Cette existence, assurément assez austère pour un prince de vingt à vingt-cinq ans, ne connaissait qu’un plaisir : celui de la chasse. Qu’il courût le lièvre ou le daim avec les petits chiens du comte de Toulouse, le cerf avec la meute du Roi dont le duc de La Rochefoucauld, grand veneur, avait la direction, ou le loup avec celle de Monseigneur dont c’était la chasse favorite, il s’adonnait à cet exercice avec la fougue qui était demeurée au fond de sa nature et qui reparaissait à la surface dès qu’il croyait pouvoir s’y abandonner sans scrupule. Il n’imitait pourtant pas l’exemple de son père, qui, toutes les fois qu’il avait à choisir entre une chasse et une séance du Conseil des Dépêches, choisissait invariablement la chasse. Le duc de Bourgogne au contraire choisissait le Conseil.
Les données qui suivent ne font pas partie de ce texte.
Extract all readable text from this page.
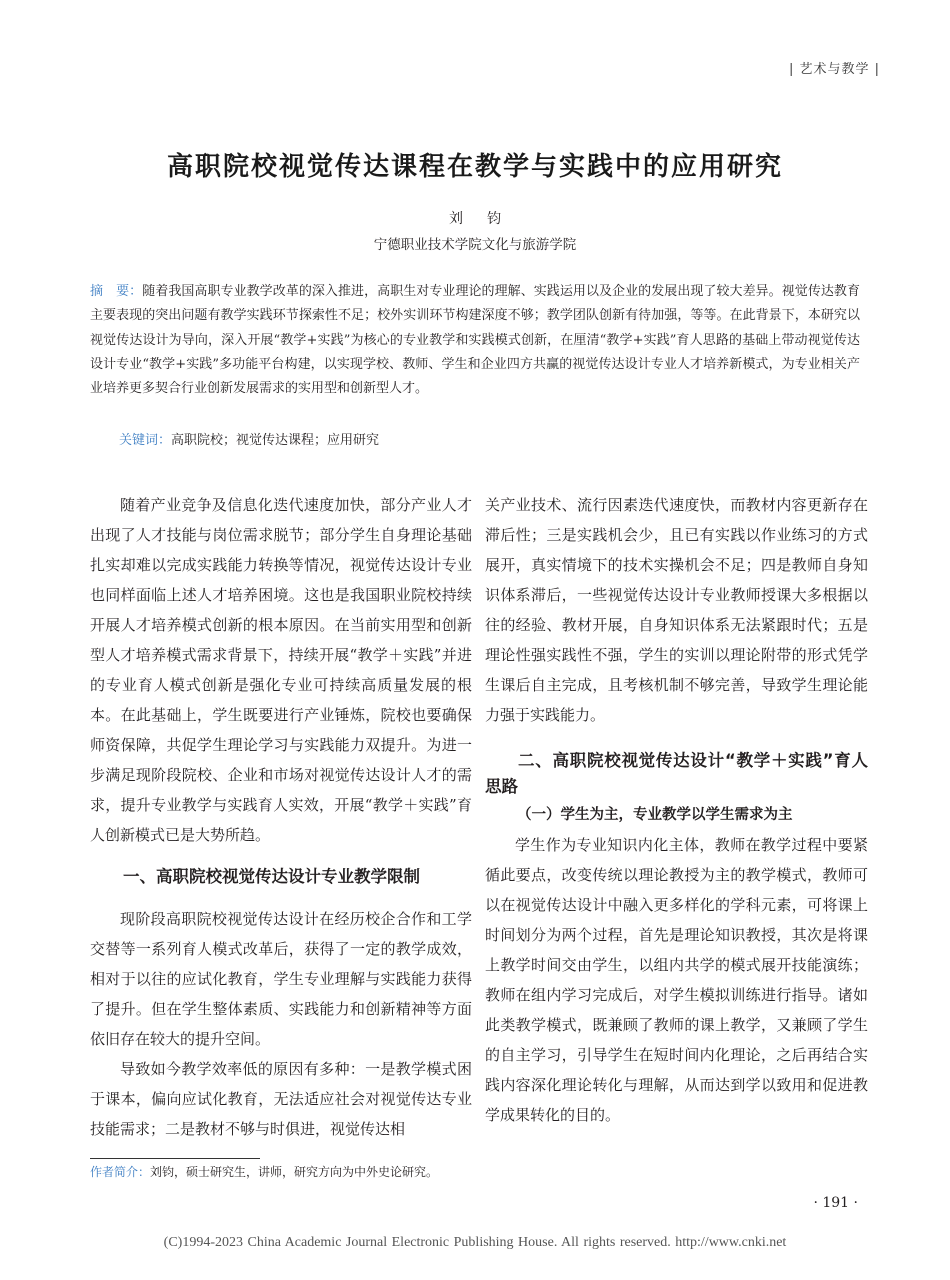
| 艺术与教学 |
高职院校视觉传达课程在教学与实践中的应用研究
刘钧
宁德职业技术学院文化与旅游学院
摘　要：随着我国高职专业教学改革的深入推进，高职生对专业理论的理解、实践运用以及企业的发展出现了较大差异。视觉传达教育主要表现的突出问题有教学实践环节探索性不足；校外实训环节构建深度不够；教学团队创新有待加强，等等。在此背景下，本研究以视觉传达设计为导向，深入开展“教学+实践”为核心的专业教学和实践模式创新，在厘清“教学+实践”育人思路的基础上带动视觉传达设计专业“教学+实践”多功能平台构建，以实现学校、教师、学生和企业四方共赢的视觉传达设计专业人才培养新模式，为专业相关产业培养更多契合行业创新发展需求的实用型和创新型人才。
关键词：高职院校；视觉传达课程；应用研究

随着产业竞争及信息化迭代速度加快，部分产业人才出现了人才技能与岗位需求脱节；部分学生自身理论基础扎实却难以完成实践能力转换等情况，视觉传达设计专业也同样面临上述人才培养困境。这也是我国职业院校持续开展人才培养模式创新的根本原因。在当前实用型和创新型人才培养模式需求背景下，持续开展“教学＋实践”并进的专业育人模式创新是强化专业可持续高质量发展的根本。在此基础上，学生既要进行产业锤炼，院校也要确保师资保障，共促学生理论学习与实践能力双提升。为进一步满足现阶段院校、企业和市场对视觉传达设计人才的需求，提升专业教学与实践育人实效，开展“教学＋实践”育人创新模式已是大势所趋。

一、高职院校视觉传达设计专业教学限制

现阶段高职院校视觉传达设计在经历校企合作和工学交替等一系列育人模式改革后，获得了一定的教学成效，相对于以往的应试化教育，学生专业理解与实践能力获得了提升。但在学生整体素质、实践能力和创新精神等方面依旧存在较大的提升空间。

导致如今教学效率低的原因有多种：一是教学模式困于课本，偏向应试化教育，无法适应社会对视觉传达专业技能需求；二是教材不够与时俱进，视觉传达相

关产业技术、流行因素迭代速度快，而教材内容更新存在滞后性；三是实践机会少，且已有实践以作业练习的方式展开，真实情境下的技术实操机会不足；四是教师自身知识体系滞后，一些视觉传达设计专业教师授课大多根据以往的经验、教材开展，自身知识体系无法紧跟时代；五是理论性强实践性不强，学生的实训以理论附带的形式凭学生课后自主完成，且考核机制不够完善，导致学生理论能力强于实践能力。

二、高职院校视觉传达设计“教学＋实践”育人思路

（一）学生为主，专业教学以学生需求为主

学生作为专业知识内化主体，教师在教学过程中要紧循此要点，改变传统以理论教授为主的教学模式，教师可以在视觉传达设计中融入更多样化的学科元素，可将课上时间划分为两个过程，首先是理论知识教授，其次是将课上教学时间交由学生，以组内共学的模式展开技能演练；教师在组内学习完成后，对学生模拟训练进行指导。诸如此类教学模式，既兼顾了教师的课上教学，又兼顾了学生的自主学习，引导学生在短时间内化理论，之后再结合实践内容深化理论转化与理解，从而达到学以致用和促进教学成果转化的目的。

作者简介：刘钧，硕士研究生，讲师，研究方向为中外史论研究。
· 191 ·
(C)1994-2023 China Academic Journal Electronic Publishing House. All rights reserved. http://www.cnki.net
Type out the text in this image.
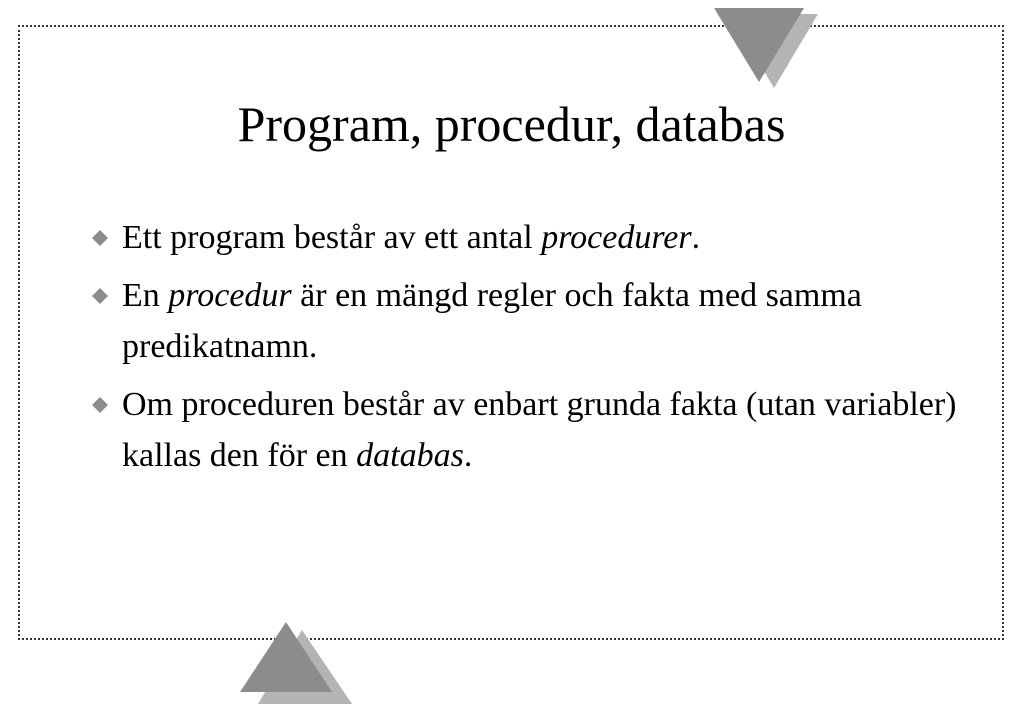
Program, procedur, databas
Ett program består av ett antal procedurer.
En procedur är en mängd regler och fakta med samma predikatnamn.
Om proceduren består av enbart grunda fakta (utan variabler) kallas den för en databas.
Il avait grand soin que les chasses auxquelles il assistait ne fussent cause d’aucun préjudice pour ceux dont il traversait les terres en débûché, et il les faisait indemniser au delà même du dommage causé.

Il n’avait pas une moindre passion pour la chasse à tir. On en trouve la preuve dans sa correspondance avec Philippe V, grand amateur de chasse également. Dès que la saison en est arrivée, chacune de ses lettres, même celles où il est question des événemens les plus graves, se termine par une sorte de bulletin de chasse. Nous citerons un de ces bulletins. Après avoir raconté (26 juillet 1705) qu’en Flandre, les ennemis ont forcé les lignes françaises, que malgré la résistance opposée par les troupes du Roi l’armée a dû battre en retraite, et qu’il est impossible de prévoir ce que feront les ennemis enflés de ce succès, il continue : « Pour parler maintenant de choses moins sérieuses, je vous dirai qu’au commencement de ce mois il y a eu icy des perdreaux aussy gros que des cailles, que la plaine de Montrouge est découverte, que nous allons demain faire descente sur les lieux, et, dans huit jours, dans celle de Saint-Denis. Nous avons tiré lundy dernier une soixantaine de faisandeaux dans la forêt de Sénart dont il y avoit déjà de fort gros. On assure qu’il y a une quantité prodigieuse

  1. Léopold Delisle, Le cabinet des manuscrits à la Bibliothèque impériale, p. 340.